Metin Gürcan, bu konjonktürde Türkiye’nin YPG/PYD’ye bir harekata girişmesini gerçekçi bulmuyor.
Gürcan: “Uzun vadede ABD Türkiye’ye ihtiyaç duyacak”
Rakka’ya gelince, Metin Gürcan her ne kadar Türkiye’nin şu an için Rakka operasyonundan dışlanmış görünüyor olsa da uzun vadede Amerika Birleşik Devletleri’nin Türkiye’ye ihtiyacı olduğunu düşünüyor.
Zira nüfusunun %99’u Sünni Arap olan Rakka’nın elde tutulmasını ağırlığı Kürt olan Suriye Demokratik Güçleri’yle mümkün görmüyor: “Rakka’dan dışlanmış durumdayız ama üç önemli konu var. Birincisi lojistik destek. Rakka harekatı bir yıl sürecek ve İncirlik Üssü’nün ABD’ye maliyeti Ürdün’ün beşte bir maliyetinde. İkincisi PYD’nin elindeki Cezire ve Kobani kantonlarındaki YPG askeri varlığı güneye Rakka’ya aktarılacak. ABD’nin YPG güçleri Rakka’da çatışırken Türkiye’nin bir ‘çılgınlık’ yapmasını önlemek için Ankara’ya ‘havuçlar’ önermesi gerek. Üçüncü boyut ise Rakka’nın nüfusu %99 Arap Sünni. Belki Rakka IŞİD’den arındırılırken Türkiye’ye ihtiyaç yok ama elde tutulması için Türkiye’nin aktif katılımı olmalı. Bu nedenle de Koalisyon Güçleri Türkiye ile işbirliği yapmak zorunda.”
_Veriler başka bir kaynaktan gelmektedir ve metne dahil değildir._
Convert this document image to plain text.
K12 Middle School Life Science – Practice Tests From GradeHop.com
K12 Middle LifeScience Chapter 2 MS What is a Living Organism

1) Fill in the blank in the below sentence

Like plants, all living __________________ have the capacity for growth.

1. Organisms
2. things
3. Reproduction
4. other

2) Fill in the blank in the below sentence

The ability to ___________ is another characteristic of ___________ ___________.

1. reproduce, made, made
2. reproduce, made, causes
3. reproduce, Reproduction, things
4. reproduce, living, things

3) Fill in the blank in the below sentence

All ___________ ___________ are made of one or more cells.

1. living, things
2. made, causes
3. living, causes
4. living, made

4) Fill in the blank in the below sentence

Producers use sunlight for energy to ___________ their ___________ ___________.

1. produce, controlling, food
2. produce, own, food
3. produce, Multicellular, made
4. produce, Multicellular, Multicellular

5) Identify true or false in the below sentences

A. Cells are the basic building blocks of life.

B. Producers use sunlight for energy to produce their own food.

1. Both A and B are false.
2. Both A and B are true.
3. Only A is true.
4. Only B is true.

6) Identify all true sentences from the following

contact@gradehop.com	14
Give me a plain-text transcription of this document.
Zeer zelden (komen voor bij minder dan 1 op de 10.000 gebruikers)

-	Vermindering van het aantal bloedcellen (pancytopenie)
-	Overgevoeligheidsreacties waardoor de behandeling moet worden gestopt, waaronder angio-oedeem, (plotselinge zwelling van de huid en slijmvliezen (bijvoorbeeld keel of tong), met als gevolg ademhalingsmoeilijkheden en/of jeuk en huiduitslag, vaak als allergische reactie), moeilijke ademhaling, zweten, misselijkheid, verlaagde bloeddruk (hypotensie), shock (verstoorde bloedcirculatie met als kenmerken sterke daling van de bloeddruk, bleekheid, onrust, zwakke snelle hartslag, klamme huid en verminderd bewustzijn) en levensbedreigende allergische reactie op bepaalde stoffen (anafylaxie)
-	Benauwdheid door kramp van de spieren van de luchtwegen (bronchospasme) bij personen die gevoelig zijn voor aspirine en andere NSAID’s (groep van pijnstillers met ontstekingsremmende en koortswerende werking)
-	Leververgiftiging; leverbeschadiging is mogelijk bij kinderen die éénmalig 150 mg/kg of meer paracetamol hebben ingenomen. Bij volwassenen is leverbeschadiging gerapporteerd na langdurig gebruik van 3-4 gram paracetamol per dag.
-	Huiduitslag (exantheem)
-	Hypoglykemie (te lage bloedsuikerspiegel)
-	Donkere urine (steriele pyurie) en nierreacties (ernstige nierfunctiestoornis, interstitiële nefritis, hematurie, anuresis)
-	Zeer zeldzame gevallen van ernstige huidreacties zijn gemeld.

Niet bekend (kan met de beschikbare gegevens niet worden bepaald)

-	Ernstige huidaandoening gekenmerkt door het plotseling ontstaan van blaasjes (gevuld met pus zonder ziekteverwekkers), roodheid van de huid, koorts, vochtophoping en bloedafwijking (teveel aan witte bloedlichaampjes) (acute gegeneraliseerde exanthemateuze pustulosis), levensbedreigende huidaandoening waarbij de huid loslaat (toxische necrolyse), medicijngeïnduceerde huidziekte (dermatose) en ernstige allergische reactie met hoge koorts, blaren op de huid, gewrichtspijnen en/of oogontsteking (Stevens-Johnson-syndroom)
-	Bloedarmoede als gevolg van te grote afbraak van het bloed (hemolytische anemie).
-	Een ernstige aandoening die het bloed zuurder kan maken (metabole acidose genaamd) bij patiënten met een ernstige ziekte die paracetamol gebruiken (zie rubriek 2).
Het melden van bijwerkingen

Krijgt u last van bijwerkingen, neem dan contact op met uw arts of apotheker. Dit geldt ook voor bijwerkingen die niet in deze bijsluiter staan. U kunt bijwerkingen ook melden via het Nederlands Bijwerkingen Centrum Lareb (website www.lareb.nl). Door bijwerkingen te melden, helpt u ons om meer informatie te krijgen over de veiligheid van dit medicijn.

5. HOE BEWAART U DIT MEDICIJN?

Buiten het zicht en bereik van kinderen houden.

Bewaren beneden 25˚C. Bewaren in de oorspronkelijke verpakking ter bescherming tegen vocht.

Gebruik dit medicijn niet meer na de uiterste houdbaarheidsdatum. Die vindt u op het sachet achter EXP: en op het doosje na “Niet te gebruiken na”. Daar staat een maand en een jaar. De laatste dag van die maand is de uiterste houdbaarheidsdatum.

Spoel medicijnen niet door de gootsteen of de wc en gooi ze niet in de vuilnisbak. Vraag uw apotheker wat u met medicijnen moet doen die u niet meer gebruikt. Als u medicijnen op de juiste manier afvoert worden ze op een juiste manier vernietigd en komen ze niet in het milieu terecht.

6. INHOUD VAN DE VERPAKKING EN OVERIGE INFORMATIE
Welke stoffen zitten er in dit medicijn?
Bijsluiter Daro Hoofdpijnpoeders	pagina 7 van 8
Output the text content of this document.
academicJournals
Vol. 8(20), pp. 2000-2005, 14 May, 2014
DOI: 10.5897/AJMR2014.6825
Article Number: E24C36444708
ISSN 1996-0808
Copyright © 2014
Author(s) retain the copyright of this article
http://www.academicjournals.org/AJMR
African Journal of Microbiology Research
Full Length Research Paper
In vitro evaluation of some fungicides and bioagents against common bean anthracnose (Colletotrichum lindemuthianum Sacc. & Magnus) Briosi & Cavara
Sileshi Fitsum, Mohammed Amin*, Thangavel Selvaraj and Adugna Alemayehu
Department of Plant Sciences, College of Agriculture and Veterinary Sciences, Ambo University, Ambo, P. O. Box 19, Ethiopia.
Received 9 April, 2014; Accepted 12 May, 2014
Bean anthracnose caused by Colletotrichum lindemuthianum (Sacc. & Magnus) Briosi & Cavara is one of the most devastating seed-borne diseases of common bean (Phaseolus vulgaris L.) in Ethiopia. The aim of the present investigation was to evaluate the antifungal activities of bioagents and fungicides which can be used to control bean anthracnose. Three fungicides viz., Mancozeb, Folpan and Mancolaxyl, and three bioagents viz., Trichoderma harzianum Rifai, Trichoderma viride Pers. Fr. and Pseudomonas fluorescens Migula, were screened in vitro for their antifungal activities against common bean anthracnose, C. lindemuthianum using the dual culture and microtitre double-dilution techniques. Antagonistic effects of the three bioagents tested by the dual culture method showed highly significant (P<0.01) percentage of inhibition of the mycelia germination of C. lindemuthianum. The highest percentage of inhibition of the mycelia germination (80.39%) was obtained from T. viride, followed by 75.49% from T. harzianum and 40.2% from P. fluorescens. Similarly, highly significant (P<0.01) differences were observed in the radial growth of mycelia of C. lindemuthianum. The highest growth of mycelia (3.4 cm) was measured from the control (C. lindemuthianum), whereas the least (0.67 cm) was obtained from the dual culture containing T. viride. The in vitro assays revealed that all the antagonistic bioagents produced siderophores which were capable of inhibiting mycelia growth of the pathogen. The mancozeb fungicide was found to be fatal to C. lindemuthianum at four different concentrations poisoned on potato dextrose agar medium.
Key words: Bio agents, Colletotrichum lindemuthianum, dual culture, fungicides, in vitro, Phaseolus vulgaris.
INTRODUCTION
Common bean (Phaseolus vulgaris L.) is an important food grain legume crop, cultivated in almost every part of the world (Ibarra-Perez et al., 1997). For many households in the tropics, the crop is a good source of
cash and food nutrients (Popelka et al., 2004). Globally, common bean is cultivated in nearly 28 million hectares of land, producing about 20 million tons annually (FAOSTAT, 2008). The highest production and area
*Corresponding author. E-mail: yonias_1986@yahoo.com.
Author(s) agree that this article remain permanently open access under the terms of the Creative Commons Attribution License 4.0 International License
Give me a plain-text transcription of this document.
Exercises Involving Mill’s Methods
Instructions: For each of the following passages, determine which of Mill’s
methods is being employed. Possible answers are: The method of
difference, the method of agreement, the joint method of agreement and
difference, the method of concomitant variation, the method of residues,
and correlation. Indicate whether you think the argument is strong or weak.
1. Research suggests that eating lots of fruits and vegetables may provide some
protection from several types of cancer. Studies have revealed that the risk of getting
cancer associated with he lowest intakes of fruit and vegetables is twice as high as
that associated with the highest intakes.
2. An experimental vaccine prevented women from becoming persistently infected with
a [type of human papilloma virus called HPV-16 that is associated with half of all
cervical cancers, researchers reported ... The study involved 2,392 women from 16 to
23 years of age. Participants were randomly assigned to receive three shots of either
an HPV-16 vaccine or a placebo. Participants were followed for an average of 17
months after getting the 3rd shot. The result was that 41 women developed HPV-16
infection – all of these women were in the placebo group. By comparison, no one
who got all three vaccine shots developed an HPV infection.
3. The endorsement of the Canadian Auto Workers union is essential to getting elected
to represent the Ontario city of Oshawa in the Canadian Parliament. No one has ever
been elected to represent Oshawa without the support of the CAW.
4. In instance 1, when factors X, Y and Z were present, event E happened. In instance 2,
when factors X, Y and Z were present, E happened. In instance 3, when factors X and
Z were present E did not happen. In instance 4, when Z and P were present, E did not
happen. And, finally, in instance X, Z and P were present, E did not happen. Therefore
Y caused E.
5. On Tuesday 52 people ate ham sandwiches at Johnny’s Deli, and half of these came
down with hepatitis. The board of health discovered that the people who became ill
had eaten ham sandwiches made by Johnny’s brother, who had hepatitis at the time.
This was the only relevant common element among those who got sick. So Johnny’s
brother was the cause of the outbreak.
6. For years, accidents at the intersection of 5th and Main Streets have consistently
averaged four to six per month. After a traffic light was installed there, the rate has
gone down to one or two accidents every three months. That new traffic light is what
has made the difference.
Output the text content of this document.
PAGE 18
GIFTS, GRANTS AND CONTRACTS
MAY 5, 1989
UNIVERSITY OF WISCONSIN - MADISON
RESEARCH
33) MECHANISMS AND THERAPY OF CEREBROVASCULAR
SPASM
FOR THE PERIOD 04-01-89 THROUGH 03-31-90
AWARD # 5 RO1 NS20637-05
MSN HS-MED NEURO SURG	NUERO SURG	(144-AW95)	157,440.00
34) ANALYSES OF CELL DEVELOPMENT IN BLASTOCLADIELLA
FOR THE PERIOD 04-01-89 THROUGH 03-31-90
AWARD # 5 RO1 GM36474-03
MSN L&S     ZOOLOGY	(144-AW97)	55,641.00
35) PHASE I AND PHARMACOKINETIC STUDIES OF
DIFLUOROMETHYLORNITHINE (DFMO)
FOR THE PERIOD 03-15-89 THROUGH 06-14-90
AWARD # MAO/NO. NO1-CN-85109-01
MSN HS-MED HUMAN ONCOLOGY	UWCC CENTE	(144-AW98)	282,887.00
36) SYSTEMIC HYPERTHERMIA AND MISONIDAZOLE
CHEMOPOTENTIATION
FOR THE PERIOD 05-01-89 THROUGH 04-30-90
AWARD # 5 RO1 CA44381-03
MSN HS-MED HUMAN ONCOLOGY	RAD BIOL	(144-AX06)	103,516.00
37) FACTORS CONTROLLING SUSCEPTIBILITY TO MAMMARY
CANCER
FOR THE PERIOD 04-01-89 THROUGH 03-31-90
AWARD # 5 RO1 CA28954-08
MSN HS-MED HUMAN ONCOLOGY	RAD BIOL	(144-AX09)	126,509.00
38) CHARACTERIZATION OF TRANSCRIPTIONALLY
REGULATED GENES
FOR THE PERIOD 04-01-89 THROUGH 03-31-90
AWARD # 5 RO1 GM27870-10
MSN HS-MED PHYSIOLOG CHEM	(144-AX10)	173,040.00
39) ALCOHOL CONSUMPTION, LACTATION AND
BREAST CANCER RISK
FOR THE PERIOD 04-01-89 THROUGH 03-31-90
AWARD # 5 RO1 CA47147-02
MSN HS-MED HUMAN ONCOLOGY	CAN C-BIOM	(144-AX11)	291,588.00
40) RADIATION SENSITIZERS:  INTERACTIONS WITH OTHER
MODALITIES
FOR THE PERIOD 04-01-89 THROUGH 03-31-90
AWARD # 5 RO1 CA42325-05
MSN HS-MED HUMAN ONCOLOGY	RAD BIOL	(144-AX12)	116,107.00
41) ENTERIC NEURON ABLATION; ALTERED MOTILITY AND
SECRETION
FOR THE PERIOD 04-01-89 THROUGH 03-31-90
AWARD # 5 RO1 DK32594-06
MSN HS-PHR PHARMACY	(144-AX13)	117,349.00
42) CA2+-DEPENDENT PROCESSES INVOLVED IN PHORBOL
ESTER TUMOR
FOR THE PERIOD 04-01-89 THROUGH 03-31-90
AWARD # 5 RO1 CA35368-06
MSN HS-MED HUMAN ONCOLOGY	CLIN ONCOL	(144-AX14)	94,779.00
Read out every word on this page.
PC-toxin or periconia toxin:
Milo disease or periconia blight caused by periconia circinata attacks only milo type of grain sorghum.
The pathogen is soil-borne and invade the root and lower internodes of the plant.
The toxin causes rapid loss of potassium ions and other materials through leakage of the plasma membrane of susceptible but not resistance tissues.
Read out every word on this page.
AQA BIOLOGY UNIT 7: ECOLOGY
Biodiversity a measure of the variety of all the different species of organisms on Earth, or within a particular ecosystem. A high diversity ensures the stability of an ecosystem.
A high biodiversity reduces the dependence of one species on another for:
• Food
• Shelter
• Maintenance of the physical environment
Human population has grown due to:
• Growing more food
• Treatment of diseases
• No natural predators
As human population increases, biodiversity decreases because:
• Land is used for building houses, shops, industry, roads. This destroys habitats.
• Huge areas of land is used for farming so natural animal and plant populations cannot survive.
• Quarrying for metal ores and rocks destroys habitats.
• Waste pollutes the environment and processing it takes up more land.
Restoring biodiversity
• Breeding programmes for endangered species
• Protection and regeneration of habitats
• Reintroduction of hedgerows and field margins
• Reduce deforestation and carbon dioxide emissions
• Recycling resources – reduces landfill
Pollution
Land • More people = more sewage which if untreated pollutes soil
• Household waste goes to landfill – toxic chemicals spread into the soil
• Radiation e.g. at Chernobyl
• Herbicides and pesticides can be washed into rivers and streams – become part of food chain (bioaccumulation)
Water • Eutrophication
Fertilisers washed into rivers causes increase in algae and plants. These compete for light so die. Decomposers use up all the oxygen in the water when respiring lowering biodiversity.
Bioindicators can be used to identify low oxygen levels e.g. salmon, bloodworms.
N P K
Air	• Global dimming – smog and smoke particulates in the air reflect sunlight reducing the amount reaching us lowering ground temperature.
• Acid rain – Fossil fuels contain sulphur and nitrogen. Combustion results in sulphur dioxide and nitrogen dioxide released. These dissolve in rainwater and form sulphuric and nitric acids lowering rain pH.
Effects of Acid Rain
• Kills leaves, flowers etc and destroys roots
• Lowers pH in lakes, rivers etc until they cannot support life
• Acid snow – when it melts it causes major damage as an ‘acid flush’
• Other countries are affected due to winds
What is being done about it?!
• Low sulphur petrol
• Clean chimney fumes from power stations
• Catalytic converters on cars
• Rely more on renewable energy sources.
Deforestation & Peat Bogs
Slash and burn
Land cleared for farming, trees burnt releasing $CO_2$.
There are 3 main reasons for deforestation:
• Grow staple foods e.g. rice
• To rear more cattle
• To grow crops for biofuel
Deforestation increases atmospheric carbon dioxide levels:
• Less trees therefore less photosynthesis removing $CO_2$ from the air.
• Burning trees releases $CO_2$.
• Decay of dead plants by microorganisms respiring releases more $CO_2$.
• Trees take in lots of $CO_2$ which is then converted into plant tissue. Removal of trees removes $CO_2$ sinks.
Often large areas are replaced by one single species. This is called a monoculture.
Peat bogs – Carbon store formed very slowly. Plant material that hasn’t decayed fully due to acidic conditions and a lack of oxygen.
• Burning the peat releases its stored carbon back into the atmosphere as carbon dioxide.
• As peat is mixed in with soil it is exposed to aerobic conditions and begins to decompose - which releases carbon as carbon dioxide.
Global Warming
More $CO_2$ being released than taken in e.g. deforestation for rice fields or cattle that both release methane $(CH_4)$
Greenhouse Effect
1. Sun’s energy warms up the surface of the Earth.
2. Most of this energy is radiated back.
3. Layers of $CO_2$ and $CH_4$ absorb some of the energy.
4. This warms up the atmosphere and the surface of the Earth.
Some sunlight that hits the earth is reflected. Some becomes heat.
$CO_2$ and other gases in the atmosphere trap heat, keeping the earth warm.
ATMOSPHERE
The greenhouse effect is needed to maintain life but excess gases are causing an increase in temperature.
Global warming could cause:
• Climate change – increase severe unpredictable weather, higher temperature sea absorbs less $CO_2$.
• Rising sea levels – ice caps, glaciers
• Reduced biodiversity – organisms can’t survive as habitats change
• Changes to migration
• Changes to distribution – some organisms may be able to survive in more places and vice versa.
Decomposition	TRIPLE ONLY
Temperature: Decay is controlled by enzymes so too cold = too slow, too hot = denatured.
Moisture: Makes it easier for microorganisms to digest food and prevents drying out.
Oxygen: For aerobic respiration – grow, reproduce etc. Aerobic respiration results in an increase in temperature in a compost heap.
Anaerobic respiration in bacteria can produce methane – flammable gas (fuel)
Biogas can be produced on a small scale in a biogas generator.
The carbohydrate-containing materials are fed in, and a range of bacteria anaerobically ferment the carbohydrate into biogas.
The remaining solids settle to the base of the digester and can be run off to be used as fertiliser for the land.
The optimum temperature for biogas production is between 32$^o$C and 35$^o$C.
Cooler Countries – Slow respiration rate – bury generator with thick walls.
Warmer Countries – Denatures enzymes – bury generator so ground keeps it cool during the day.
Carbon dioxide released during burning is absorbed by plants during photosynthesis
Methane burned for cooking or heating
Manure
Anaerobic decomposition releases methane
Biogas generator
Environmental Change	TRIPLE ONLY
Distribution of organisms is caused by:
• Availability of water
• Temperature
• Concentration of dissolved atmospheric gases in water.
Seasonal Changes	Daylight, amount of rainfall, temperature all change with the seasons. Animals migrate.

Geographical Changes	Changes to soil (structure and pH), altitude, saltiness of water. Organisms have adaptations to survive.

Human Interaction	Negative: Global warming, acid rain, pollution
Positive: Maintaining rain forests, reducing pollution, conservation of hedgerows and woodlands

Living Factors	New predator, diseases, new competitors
ABD ve Türkiye arasında işbirliği yeni dönemde ne kadar mümkün?
Dr. Erhan Keleşoğlu, Türkiye’nin en büyük ikinci kamu bankası Halkbank’ın genel müdür yardımcısının tutuklandığı, Fethullah Gülen’in iadesine izin verilmediği, 15 Temmuz’un kilit isimlerinden Adil Öksüz’e ABD elçiliğinden telefon açıldığı bir ortamda iki ülke ilişkilerindeki sisli havanın süreceğini söylüyor.